A Delaware judge ruled Tuesday that tech billionaire Elon Musk will not get the $55 billion compensation package approved by Tesla’s Board of Directors.
“Was the richest person in the world overpaid?” read the first line of the 201-page Post Trial Opinion written by Chancellor Kathaleen St. Jude McCormick, who oversaw the case.
The case was filed by Tesla shareholder Richard J. Tornetta on behalf of all company shareholders back in April 2023.
Tornetta accused Musk and his board of breaching their fiduciary duties by awarding the billionaire a performance-based equity-compensation plan worth roughly $55 billion.
McCormick described the plan “as the largest potential compensation opportunity ever observed in public markets by multiple orders of magnitude.”
The total amount would be “250 times larger than the contemporaneous median peer compensation plan,” she wrote.
Musk's public statement in response to the ruling? The Tesla co-founder and CEO posted on his X social media platform, "Never incorporate your company in the state of Delaware."
After “1,704 trial exhibits, live testimony from nine fact and four expert witnesses, video testimony from three fact witnesses, deposition testimony from 23 fact and five expert witnesses, and 255 stipulations of fact,” McCormick said Musk and his team failed to meet its burden of “proving that the compensation plan was fair” during the five-day long trial.
Instead, McCormick said she found the Board’s negotiations process “deeply flawed” due to the fact that Musk had extensive ties with those “tasked with negotiating on Tesla’s behalf.”
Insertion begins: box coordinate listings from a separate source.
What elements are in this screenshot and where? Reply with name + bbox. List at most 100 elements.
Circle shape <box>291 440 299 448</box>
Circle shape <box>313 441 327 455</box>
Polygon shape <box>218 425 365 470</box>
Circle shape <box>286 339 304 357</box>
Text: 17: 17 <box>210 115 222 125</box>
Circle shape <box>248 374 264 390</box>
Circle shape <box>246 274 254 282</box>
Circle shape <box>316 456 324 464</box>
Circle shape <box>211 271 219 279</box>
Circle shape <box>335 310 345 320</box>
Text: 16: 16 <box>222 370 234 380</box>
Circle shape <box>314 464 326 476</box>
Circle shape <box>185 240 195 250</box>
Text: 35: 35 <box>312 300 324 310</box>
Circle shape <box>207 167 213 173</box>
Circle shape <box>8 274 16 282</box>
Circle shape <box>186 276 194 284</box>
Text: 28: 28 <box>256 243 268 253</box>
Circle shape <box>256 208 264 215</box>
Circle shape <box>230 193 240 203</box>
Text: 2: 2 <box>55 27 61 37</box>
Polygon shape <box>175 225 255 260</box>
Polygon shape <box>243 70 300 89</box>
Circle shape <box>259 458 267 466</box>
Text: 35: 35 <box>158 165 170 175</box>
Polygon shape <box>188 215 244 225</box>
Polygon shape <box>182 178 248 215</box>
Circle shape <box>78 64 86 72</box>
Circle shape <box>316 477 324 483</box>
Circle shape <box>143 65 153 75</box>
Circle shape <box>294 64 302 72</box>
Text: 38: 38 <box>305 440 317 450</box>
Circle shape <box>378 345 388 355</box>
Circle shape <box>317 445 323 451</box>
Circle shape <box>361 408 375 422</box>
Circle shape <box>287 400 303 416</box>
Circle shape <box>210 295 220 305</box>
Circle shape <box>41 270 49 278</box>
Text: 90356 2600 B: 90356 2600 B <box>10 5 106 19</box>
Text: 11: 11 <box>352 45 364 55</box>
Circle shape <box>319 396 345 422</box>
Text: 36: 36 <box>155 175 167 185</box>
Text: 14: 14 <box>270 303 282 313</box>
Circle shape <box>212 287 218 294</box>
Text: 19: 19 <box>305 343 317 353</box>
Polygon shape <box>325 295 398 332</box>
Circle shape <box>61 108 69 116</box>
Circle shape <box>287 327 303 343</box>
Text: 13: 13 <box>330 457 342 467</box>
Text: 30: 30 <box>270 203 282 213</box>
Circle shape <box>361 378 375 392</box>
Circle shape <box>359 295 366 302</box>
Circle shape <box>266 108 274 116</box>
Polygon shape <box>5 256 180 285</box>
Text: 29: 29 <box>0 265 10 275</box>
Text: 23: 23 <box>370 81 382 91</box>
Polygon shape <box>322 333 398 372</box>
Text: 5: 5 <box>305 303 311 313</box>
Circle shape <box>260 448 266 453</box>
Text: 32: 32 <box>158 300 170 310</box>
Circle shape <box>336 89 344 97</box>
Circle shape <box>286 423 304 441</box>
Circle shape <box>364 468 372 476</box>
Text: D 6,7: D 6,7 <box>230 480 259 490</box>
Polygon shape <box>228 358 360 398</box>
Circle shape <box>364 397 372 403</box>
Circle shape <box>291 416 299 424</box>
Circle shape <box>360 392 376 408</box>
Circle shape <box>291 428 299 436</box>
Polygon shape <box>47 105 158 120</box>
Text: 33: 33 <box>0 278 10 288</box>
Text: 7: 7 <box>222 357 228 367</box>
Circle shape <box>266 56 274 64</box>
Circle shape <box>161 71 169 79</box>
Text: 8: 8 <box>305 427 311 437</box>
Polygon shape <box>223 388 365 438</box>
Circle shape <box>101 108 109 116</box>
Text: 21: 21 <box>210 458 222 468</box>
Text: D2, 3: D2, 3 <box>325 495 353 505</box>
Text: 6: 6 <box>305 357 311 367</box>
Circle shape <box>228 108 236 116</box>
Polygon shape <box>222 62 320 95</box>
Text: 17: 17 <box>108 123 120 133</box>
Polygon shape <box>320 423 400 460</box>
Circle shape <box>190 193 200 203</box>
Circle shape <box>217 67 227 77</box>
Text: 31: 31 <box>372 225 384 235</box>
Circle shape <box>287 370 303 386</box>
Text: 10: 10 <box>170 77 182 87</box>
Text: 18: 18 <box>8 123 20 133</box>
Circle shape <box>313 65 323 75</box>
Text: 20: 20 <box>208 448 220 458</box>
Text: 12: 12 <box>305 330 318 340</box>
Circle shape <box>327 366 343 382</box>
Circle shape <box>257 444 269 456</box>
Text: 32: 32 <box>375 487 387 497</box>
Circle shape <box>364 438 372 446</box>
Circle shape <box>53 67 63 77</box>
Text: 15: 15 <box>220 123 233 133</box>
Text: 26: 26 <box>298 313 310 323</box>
One board member had been doing business with Musk for over 20 years, another accompanied Musk on personal vacations, she wrote, calling the entire process a “conflicted-controller transaction,” which was not fully disclosed to the stockholder vote.
The 'Weinberger Factors'
There were three key points used to determine if the deal was fair, McCormick said in the post trial opinion, citing US corporate law case Weinberger v. UOP, Inc., 457 A.2d 701, (Del.1983).
The “Weinberger factors” are known as “how the deal was initiated and timed, how it was structured and negotiated, and how it was approved."
On Factor 1, McCormick said Musk “repeatedly and unilaterally manipulated the timeline of the negotiation process.”
For Factor 2, not only was there a lack of arm’s length negotiations, but the process was considered by board members to be “a cooperative and collaborative one.”
And finally, Factor 3, the negotiations failed to provide any procedural protections such as “the approval of an independent board negotiating committee or a majority of the minority vote.”
As of January 2024, Musk is the richest person in the world, with a net worth of $229 billion, according to Investopedia.